PANGKALPINANG — Martin dan Hasan Basri, dua terdakwa pelaku pembunuhan Aditiawarman, pemilik media online di Pangkalpinang dituntut Jaksa Rita Rizona dengan hukuman penjara seumur hidup. Kedua terdakwa dibuktikan bersalah melanggar pasal 459 KUHP tentang pembunuhan berencana.
Jaksa dari Kejaksaan Negeri Pangkalpinang menilai perbuatan kedua terdakwa telah memenuhi unsur Pasal 459 KUHP 2023 juncto Pasal 20 huruf (c) KUHP 2023. Pasal ini mengancam setiap orang yang sengaja merampas nyawa orang lain dengan rencana terlebih dahulu dengan pidana mati, penjara seumur hidup, atau penjara maksimal 20 tahun.
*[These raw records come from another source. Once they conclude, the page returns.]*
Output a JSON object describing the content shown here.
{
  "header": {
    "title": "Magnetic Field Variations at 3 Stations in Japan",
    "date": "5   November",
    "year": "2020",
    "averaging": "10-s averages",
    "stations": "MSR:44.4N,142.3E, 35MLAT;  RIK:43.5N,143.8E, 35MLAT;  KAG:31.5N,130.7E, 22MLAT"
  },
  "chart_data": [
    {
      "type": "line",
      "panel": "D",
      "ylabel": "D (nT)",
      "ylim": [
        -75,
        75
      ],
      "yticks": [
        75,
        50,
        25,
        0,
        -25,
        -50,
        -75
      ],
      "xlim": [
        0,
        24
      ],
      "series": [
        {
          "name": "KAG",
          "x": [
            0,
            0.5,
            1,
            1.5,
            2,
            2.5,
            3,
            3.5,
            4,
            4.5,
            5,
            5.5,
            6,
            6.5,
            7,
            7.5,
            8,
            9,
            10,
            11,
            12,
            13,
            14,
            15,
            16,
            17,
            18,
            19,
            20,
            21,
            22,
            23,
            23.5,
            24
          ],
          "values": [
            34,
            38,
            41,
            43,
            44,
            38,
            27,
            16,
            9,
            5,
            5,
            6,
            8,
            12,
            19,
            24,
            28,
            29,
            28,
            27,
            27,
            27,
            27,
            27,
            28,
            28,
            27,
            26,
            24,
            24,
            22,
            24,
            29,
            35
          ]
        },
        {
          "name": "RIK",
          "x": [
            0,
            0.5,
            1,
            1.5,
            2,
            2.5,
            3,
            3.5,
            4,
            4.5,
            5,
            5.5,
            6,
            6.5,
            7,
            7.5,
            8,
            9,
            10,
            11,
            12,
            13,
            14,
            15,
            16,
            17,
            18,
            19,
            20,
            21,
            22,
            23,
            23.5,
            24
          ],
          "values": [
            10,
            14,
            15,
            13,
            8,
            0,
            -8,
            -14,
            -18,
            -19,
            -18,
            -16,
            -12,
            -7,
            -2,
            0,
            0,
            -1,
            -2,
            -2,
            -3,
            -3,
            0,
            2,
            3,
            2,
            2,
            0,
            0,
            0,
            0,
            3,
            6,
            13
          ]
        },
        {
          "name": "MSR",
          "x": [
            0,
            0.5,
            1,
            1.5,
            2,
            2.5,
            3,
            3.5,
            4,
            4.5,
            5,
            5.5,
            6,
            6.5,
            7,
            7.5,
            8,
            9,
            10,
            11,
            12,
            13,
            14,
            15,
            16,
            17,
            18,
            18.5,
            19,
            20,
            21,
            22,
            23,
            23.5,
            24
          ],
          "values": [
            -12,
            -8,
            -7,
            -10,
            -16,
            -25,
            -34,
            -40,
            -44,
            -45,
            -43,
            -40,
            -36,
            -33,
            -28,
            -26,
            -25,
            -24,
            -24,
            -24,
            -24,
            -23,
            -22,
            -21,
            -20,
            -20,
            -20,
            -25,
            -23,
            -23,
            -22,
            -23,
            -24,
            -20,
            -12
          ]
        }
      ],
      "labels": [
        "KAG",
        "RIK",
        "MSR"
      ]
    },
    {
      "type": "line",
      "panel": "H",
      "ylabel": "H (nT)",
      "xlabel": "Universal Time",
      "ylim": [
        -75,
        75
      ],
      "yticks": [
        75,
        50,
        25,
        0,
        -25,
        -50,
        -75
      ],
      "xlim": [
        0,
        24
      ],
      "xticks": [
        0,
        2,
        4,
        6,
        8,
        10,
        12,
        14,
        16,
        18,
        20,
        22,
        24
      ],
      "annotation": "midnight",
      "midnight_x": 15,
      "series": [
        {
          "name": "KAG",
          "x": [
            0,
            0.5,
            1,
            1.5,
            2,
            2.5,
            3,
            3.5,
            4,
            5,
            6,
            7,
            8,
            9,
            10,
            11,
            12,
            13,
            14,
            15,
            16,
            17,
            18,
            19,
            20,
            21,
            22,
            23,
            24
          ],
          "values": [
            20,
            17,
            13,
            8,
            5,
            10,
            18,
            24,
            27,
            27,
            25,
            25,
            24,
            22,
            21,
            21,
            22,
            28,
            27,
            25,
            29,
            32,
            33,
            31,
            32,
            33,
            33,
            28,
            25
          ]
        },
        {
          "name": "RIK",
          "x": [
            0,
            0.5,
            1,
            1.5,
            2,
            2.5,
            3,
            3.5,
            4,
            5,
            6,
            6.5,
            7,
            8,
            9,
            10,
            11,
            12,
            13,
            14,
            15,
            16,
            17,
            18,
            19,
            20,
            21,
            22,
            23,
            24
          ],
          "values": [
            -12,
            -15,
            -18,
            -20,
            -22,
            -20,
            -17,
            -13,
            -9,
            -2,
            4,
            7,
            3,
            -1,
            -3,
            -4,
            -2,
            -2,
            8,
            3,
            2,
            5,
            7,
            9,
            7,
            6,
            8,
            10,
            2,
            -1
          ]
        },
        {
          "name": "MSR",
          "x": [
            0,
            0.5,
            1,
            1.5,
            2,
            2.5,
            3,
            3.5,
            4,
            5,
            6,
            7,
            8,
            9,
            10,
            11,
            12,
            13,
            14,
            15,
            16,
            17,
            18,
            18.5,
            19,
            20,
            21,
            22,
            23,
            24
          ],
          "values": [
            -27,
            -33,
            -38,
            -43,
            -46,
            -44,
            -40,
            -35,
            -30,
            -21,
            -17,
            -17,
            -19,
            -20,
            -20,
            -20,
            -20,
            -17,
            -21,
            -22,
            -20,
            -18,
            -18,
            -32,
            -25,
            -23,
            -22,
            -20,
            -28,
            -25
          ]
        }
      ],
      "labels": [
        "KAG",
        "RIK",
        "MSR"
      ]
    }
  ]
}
Sidang berlangsung secara hybrid, dengan kedua terdakwa mengikuti jalannya persidangan dari Lapas Kelas IIA Pangkalpinang secara daring. Sementara itu, majelis hakim yang dipimpin Rizal Firmansyah hadir langsung di ruang sidang bersama jaksa dan penasihat hukum.
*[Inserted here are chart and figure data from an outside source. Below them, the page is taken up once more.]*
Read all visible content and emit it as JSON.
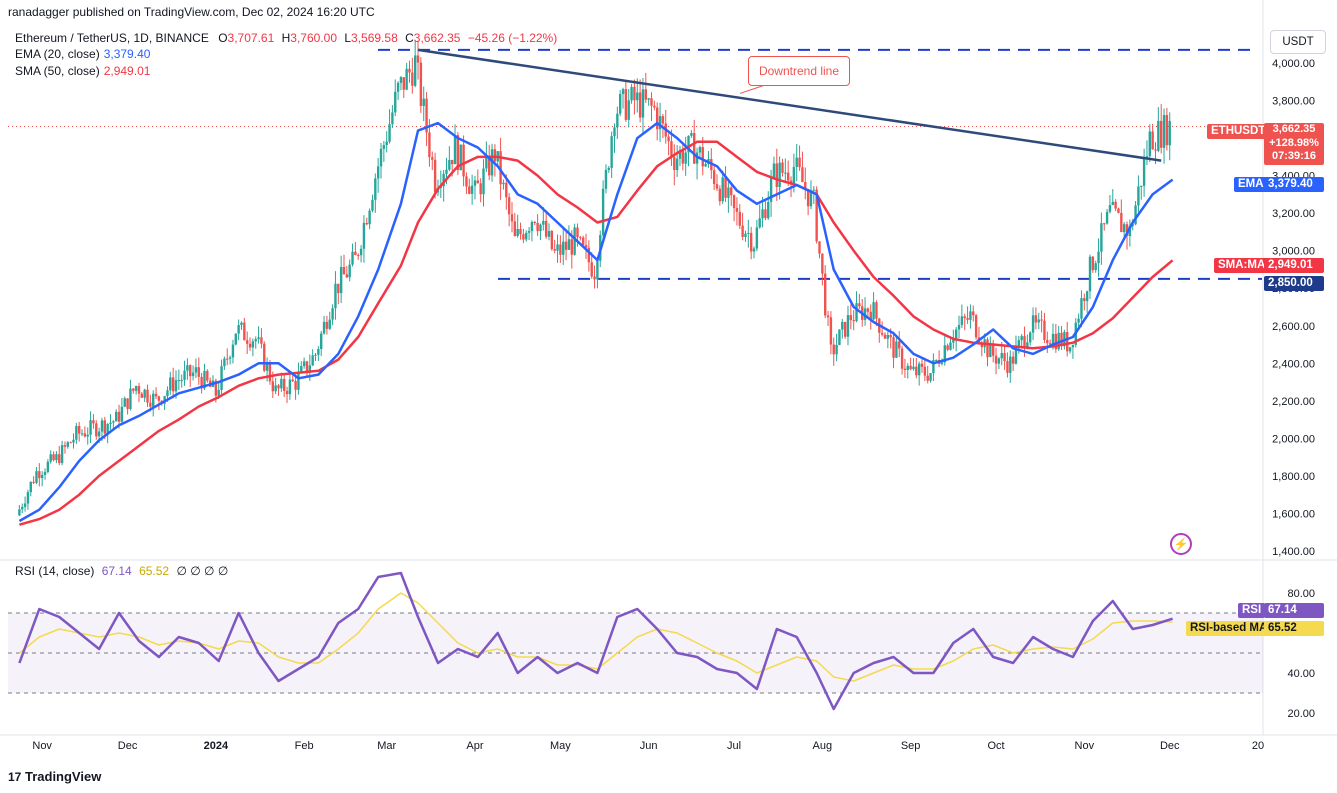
{
  "header": {
    "publisher": "ranadagger published on TradingView.com, Dec 02, 2024 16:20 UTC",
    "symbol_line": "Ethereum / TetherUS, 1D, BINANCE",
    "ohlc": {
      "o_label": "O",
      "o_value": "3,707.61",
      "h_label": "H",
      "h_value": "3,760.00",
      "l_label": "L",
      "l_value": "3,569.58",
      "c_label": "C",
      "c_value": "3,662.35",
      "change": "−45.26 (−1.22%)"
    },
    "ema_label": "EMA (20, close)",
    "ema_value": "3,379.40",
    "sma_label": "SMA (50, close)",
    "sma_value": "2,949.01",
    "rsi_label": "RSI (14, close)",
    "rsi_value": "67.14",
    "rsi_ma_value": "65.52",
    "rsi_extra": "∅ ∅ ∅ ∅"
  },
  "currency_button": "USDT",
  "annotation": "Downtrend line",
  "price_tags": {
    "symbol": "ETHUSDT",
    "last": "3,662.35",
    "change": "+128.98%",
    "countdown": "07:39:16",
    "ema_label": "EMA",
    "ema": "3,379.40",
    "sma_label": "SMA:MA",
    "sma": "2,949.01",
    "support": "2,850.00",
    "rsi_label": "RSI",
    "rsi": "67.14",
    "rsi_ma_label": "RSI-based MA",
    "rsi_ma": "65.52"
  },
  "footer_logo": "TradingView",
  "colors": {
    "up": "#26a69a",
    "down": "#ef5350",
    "ema": "#2962ff",
    "sma": "#f23645",
    "trend": "#2d4a7a",
    "rsi": "#7e57c2",
    "rsi_ma": "#f5d94e",
    "support": "#1e3ec9"
  },
  "chart_data": [
    {
      "type": "candlestick",
      "title": "Ethereum / TetherUS, 1D, BINANCE",
      "y_ticks": [
        "4,000.00",
        "3,800.00",
        "3,600.00",
        "3,400.00",
        "3,200.00",
        "3,000.00",
        "2,800.00",
        "2,600.00",
        "2,400.00",
        "2,200.00",
        "2,000.00",
        "1,800.00",
        "1,600.00",
        "1,400.00"
      ],
      "y_tick_values": [
        4000,
        3800,
        3600,
        3400,
        3200,
        3000,
        2800,
        2600,
        2400,
        2200,
        2000,
        1800,
        1600,
        1400
      ],
      "x_ticks": [
        "Nov",
        "Dec",
        "2024",
        "Feb",
        "Mar",
        "Apr",
        "May",
        "Jun",
        "Jul",
        "Aug",
        "Sep",
        "Oct",
        "Nov",
        "Dec",
        "20"
      ],
      "x_tick_dates": [
        "2023-11-01",
        "2023-12-01",
        "2024-01-01",
        "2024-02-01",
        "2024-03-01",
        "2024-04-01",
        "2024-05-01",
        "2024-06-01",
        "2024-07-01",
        "2024-08-01",
        "2024-09-01",
        "2024-10-01",
        "2024-11-01",
        "2024-12-01",
        "2025-01-01"
      ],
      "ylim": [
        1400,
        4080
      ],
      "close_series_weekly": [
        {
          "date": "2023-10-24",
          "c": 1590
        },
        {
          "date": "2023-10-31",
          "c": 1820
        },
        {
          "date": "2023-11-07",
          "c": 1890
        },
        {
          "date": "2023-11-14",
          "c": 2020
        },
        {
          "date": "2023-11-21",
          "c": 2060
        },
        {
          "date": "2023-11-28",
          "c": 2100
        },
        {
          "date": "2023-12-05",
          "c": 2280
        },
        {
          "date": "2023-12-12",
          "c": 2200
        },
        {
          "date": "2023-12-19",
          "c": 2310
        },
        {
          "date": "2023-12-26",
          "c": 2350
        },
        {
          "date": "2024-01-02",
          "c": 2240
        },
        {
          "date": "2024-01-09",
          "c": 2580
        },
        {
          "date": "2024-01-16",
          "c": 2530
        },
        {
          "date": "2024-01-23",
          "c": 2250
        },
        {
          "date": "2024-01-30",
          "c": 2300
        },
        {
          "date": "2024-02-06",
          "c": 2450
        },
        {
          "date": "2024-02-13",
          "c": 2800
        },
        {
          "date": "2024-02-20",
          "c": 2950
        },
        {
          "date": "2024-02-27",
          "c": 3400
        },
        {
          "date": "2024-03-06",
          "c": 3850
        },
        {
          "date": "2024-03-12",
          "c": 4000
        },
        {
          "date": "2024-03-19",
          "c": 3380
        },
        {
          "date": "2024-03-26",
          "c": 3550
        },
        {
          "date": "2024-04-02",
          "c": 3300
        },
        {
          "date": "2024-04-09",
          "c": 3520
        },
        {
          "date": "2024-04-16",
          "c": 3050
        },
        {
          "date": "2024-04-23",
          "c": 3200
        },
        {
          "date": "2024-04-30",
          "c": 2980
        },
        {
          "date": "2024-05-07",
          "c": 3050
        },
        {
          "date": "2024-05-14",
          "c": 2900
        },
        {
          "date": "2024-05-21",
          "c": 3750
        },
        {
          "date": "2024-05-28",
          "c": 3800
        },
        {
          "date": "2024-06-04",
          "c": 3750
        },
        {
          "date": "2024-06-11",
          "c": 3500
        },
        {
          "date": "2024-06-18",
          "c": 3550
        },
        {
          "date": "2024-06-25",
          "c": 3400
        },
        {
          "date": "2024-07-02",
          "c": 3200
        },
        {
          "date": "2024-07-09",
          "c": 3050
        },
        {
          "date": "2024-07-16",
          "c": 3400
        },
        {
          "date": "2024-07-23",
          "c": 3450
        },
        {
          "date": "2024-07-30",
          "c": 3250
        },
        {
          "date": "2024-08-05",
          "c": 2450
        },
        {
          "date": "2024-08-12",
          "c": 2650
        },
        {
          "date": "2024-08-19",
          "c": 2700
        },
        {
          "date": "2024-08-26",
          "c": 2500
        },
        {
          "date": "2024-09-02",
          "c": 2350
        },
        {
          "date": "2024-09-09",
          "c": 2350
        },
        {
          "date": "2024-09-16",
          "c": 2550
        },
        {
          "date": "2024-09-23",
          "c": 2650
        },
        {
          "date": "2024-09-30",
          "c": 2450
        },
        {
          "date": "2024-10-07",
          "c": 2400
        },
        {
          "date": "2024-10-14",
          "c": 2600
        },
        {
          "date": "2024-10-21",
          "c": 2550
        },
        {
          "date": "2024-10-28",
          "c": 2500
        },
        {
          "date": "2024-11-04",
          "c": 2900
        },
        {
          "date": "2024-11-11",
          "c": 3200
        },
        {
          "date": "2024-11-18",
          "c": 3100
        },
        {
          "date": "2024-11-25",
          "c": 3600
        },
        {
          "date": "2024-12-02",
          "c": 3662
        }
      ],
      "ema20_weekly": [
        1560,
        1620,
        1740,
        1880,
        1990,
        2070,
        2120,
        2180,
        2240,
        2270,
        2300,
        2340,
        2400,
        2400,
        2320,
        2340,
        2450,
        2650,
        2900,
        3250,
        3640,
        3680,
        3600,
        3550,
        3450,
        3300,
        3250,
        3150,
        3050,
        2950,
        3300,
        3600,
        3680,
        3600,
        3500,
        3450,
        3320,
        3250,
        3300,
        3350,
        3300,
        2900,
        2700,
        2620,
        2560,
        2450,
        2400,
        2430,
        2500,
        2580,
        2480,
        2450,
        2500,
        2540,
        2700,
        2950,
        3150,
        3300,
        3379
      ],
      "sma50_weekly": [
        1540,
        1570,
        1620,
        1700,
        1800,
        1880,
        1960,
        2040,
        2100,
        2170,
        2220,
        2280,
        2320,
        2340,
        2350,
        2360,
        2420,
        2540,
        2720,
        2920,
        3150,
        3330,
        3450,
        3500,
        3500,
        3480,
        3400,
        3300,
        3230,
        3150,
        3180,
        3320,
        3450,
        3520,
        3580,
        3580,
        3500,
        3420,
        3380,
        3350,
        3300,
        3150,
        3000,
        2860,
        2760,
        2650,
        2580,
        2530,
        2510,
        2500,
        2490,
        2480,
        2490,
        2510,
        2560,
        2640,
        2750,
        2860,
        2949
      ],
      "support": 2850,
      "trendline": [
        {
          "date": "2024-03-12",
          "y": 4070
        },
        {
          "date": "2024-11-28",
          "y": 3480
        }
      ],
      "resistance": 4070
    },
    {
      "type": "line",
      "title": "RSI (14, close)",
      "ylim": [
        15,
        90
      ],
      "y_ticks": [
        "80.00",
        "40.00",
        "20.00"
      ],
      "y_tick_values": [
        80,
        40,
        20
      ],
      "bands": [
        70,
        50,
        30
      ],
      "rsi_weekly": [
        45,
        72,
        68,
        60,
        52,
        70,
        56,
        48,
        58,
        55,
        46,
        70,
        50,
        36,
        42,
        48,
        65,
        72,
        88,
        90,
        68,
        45,
        52,
        48,
        60,
        40,
        48,
        40,
        45,
        40,
        68,
        72,
        62,
        50,
        48,
        42,
        40,
        32,
        62,
        58,
        40,
        22,
        40,
        45,
        48,
        40,
        40,
        55,
        62,
        48,
        45,
        58,
        52,
        48,
        66,
        76,
        62,
        64,
        67.14
      ],
      "rsi_ma_weekly": [
        50,
        58,
        62,
        60,
        58,
        60,
        58,
        54,
        56,
        55,
        52,
        56,
        55,
        48,
        45,
        45,
        52,
        60,
        72,
        80,
        75,
        65,
        55,
        50,
        52,
        48,
        48,
        44,
        44,
        42,
        50,
        58,
        62,
        60,
        55,
        50,
        46,
        40,
        44,
        48,
        46,
        38,
        36,
        40,
        44,
        42,
        42,
        46,
        52,
        54,
        50,
        52,
        53,
        52,
        57,
        65,
        66,
        66,
        65.52
      ]
    }
  ]
}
Tuntutan hukuman tersebut ditanggapi dengan kesedihan oleh Novi, istri almarhum. Dengan berurai air mata, Novi memperlihat ketidakpuasannya terhadap tuntutan penjara seumjur hidup. Dia ingin keduanya dituntut hukuman mati sehingga keluarganya nanti bisa juga merasakan apa yang mereka rasakan sekarang ini.